Lavando o rosto, por um breve instante, veio-lhe à mente uma lembrança suprimida, mas que logo se desvaneceu... De repente, sentiu novamente uma forte pontada na cabeça, tão forte que sentiu como se fosse perder os sentidos. Ai! De novo essa dor maldita!
Estranhamente, a dor passara logo e ela foi para o quarto confrontar o marido sobre o tal bilhete. Mas que bilhete seria esse? E, Jorge? Não me lembro de conhecer nenhum Jorge, que estranho...Ah, amor, realmente não sei que bilhete é esse e nem conheço tal sujeito. Jorge, é isso? Que estranho, não me lembro desse nome, juro. Ah, amor, tudo bem, não se preocupe. O Marinho me passou o bilhete e quando li, vi que se trata de um tal Dr. Jorge Mendes. Provavelmente, em mais uma de suas crises, alguém te entregou um cartão e você não se lembra. Vamos, se acalme. Você sabe que sempre soube de suas crises e o que mais quero é te ajudar. Vamos apoiar a mamãe, certo, filhão? É isso aí, pai, pode contar comigo! Ó, meus dois amores. Ah, agora estou me lembrando, mamãe já tinha comentado sobre esse doutor, então, acho que ela mesma me entregou o bilhete. Bom, quem sabe, ele possa me ajudar. Deixe-me ver cá o bilhete.

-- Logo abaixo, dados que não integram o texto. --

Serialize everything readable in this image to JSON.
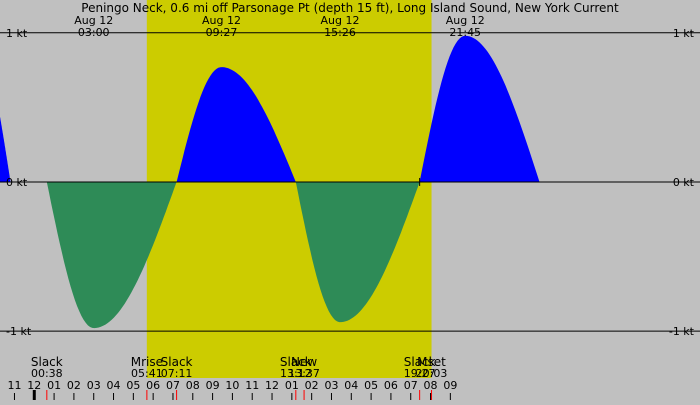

De fato, Melissa ligou para a clínica do Dr. Jorge e acabou marcando uma consulta naquele dia para as duas da tarde.
Quando seguia para lá, durante o trajeto mais uma vez outra crise de dor de cabeça. Ai, que dor maldita! Droga, e agora para onde eu estava indo mesmo? Ué, acho que estou ficando esclerosada, e nem passei dos dezoito ainda. Onde andará aquela vaca da Sabrina? O duro que ela nunca me passa o telefone dela, assim fica dificil achar a criatura!
De repente, ao virar em uma esquina, ela avistou uma pessoa conhecida. Ah, finalmente, encontro aquela vaca! Estacionando o carro, saiu rapidamente e gritou toda eufórica: Sabrina, sua vaca! Por onde você andava? faz dias que estou te procurando e não te encontro nunca. Virando-se para ela, a linda moça sorriu em sua direção.